During his confirmation hearing earlier in January, Kelly said he supports the construction of a wall, but that a “physical barrier will not do the job.” He told the Senate: “I believe the defense of the southwest border starts 1,500 miles south,” and that border defense cannot “be attempted as an endless series of ‘goal-line stands’ on the one-foot line at the official ports of entry or along the thousands of miles of border between this country and Mexico.” Thirty-seven of 48 Democrats voted to confirm Kelly last week. He sailed through the Senate with an 88-11 vote.

Peña Nieto’s decision to abandon the negotiations came after weeks in which the Mexican president obsequiously appealed to Trump, despite the latter’s claim that Mexicans are “rapists” and “criminals.” Earlier this month, Peña Nieto appointed Luis Videgaray as his foreign minister in an unpopular move that was widely seen as a friendly gesture to Trump. Videgaray was responsible for orchestrating Trump’s visit to Mexico during the US general election and the backlash forced him to resign as finance minister in September.

Peña Nieto came under irresistible pressure to cancel the meeting as his government faces widespread popular hostility due to both his appeals to the hated Trump and the rising cost of living. Protests have continued across Mexico throughout January after the government announced at the end of 2016 a 20 percent gasoline price hike as part of its efforts to privatize the state-owned oil company, Pemex. Peña Nieto’s poll ratings are the lowest of any Mexican president in the modern era—he is likely the second most hated politician in Mexico, behind Trump.

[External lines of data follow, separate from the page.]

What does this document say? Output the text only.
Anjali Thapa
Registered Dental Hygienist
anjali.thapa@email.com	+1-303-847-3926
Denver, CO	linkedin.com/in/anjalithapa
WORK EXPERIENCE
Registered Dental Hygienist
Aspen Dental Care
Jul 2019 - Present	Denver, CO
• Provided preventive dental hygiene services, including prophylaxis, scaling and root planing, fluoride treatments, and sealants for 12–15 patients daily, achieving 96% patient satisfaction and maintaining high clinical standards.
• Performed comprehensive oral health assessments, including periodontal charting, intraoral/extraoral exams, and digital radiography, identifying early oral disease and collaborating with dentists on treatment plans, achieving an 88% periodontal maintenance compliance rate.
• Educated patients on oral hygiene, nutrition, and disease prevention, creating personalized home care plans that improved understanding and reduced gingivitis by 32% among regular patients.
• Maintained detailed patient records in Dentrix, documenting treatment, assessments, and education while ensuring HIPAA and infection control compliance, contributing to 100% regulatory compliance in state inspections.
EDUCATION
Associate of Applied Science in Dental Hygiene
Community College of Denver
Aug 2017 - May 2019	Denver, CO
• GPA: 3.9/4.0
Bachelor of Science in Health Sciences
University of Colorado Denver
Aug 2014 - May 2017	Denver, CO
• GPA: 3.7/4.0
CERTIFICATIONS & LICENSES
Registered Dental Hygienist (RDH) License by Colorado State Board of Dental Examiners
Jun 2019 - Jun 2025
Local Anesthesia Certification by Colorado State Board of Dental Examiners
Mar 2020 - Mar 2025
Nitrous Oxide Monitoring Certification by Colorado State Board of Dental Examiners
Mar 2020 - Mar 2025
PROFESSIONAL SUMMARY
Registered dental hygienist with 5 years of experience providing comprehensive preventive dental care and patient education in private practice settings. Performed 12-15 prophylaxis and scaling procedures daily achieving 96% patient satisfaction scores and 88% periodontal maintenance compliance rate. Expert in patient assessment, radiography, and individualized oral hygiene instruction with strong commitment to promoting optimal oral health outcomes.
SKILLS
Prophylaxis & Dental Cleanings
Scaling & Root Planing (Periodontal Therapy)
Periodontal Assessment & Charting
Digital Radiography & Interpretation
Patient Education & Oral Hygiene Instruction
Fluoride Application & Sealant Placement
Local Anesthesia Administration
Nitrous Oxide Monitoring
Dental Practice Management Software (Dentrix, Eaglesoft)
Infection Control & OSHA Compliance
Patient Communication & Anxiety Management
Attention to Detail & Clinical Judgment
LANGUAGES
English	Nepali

There is considerable nervousness within the Mexican ruling class about the implications of a trade war with the US and the prospects of growing social opposition within Mexico, which Trump is using as leverage in his efforts to renegotiate NAFTA. The Mexican peso fell 1.1 percent against the dollar yesterday and is down 14 percent since Trump’s election. Ford, GM and Fiat Chrysler have all announced they are pulling back investments in Mexico in anticipation of massive corporate giveaways by the Trump administration in the US. Consumer prices have already been rising with the cost of gasoline, and if the Mexican government takes retaliatory measures on imports from the US, prices would likely rise further.

The policy of hyper-American nationalism will also prove disastrous for the working class in the United States. Jared Bernstein of the Center on Budget and Policy Priorities told Bloomberg that “Mexico doesn’t pay for the wall, American consumers who shop at places that import, like Walmart and Target, pay for the wall, making it a regressive tax supporting a dumb, wasteful idea.” Trump’s provocative maneuvers against Mexico are aimed at paving the way for the super-exploitation of the country by American corporations, which will enrich themselves at the expense of workers in both countries.

Workers in Mexico and the US are tied organically through the process of production and through family connections and the large presence of Mexican workers throughout the United States. Trump’s attempts to whip up a toxic anti-immigrant climate are aimed not only against Mexican workers, but at paving the way for further attacks on the wages, living standards and social programs of workers of all races and nationalities in the US. This can only be opposed by uniting Mexican and American workers on the basis of a common socialist and internationalist program.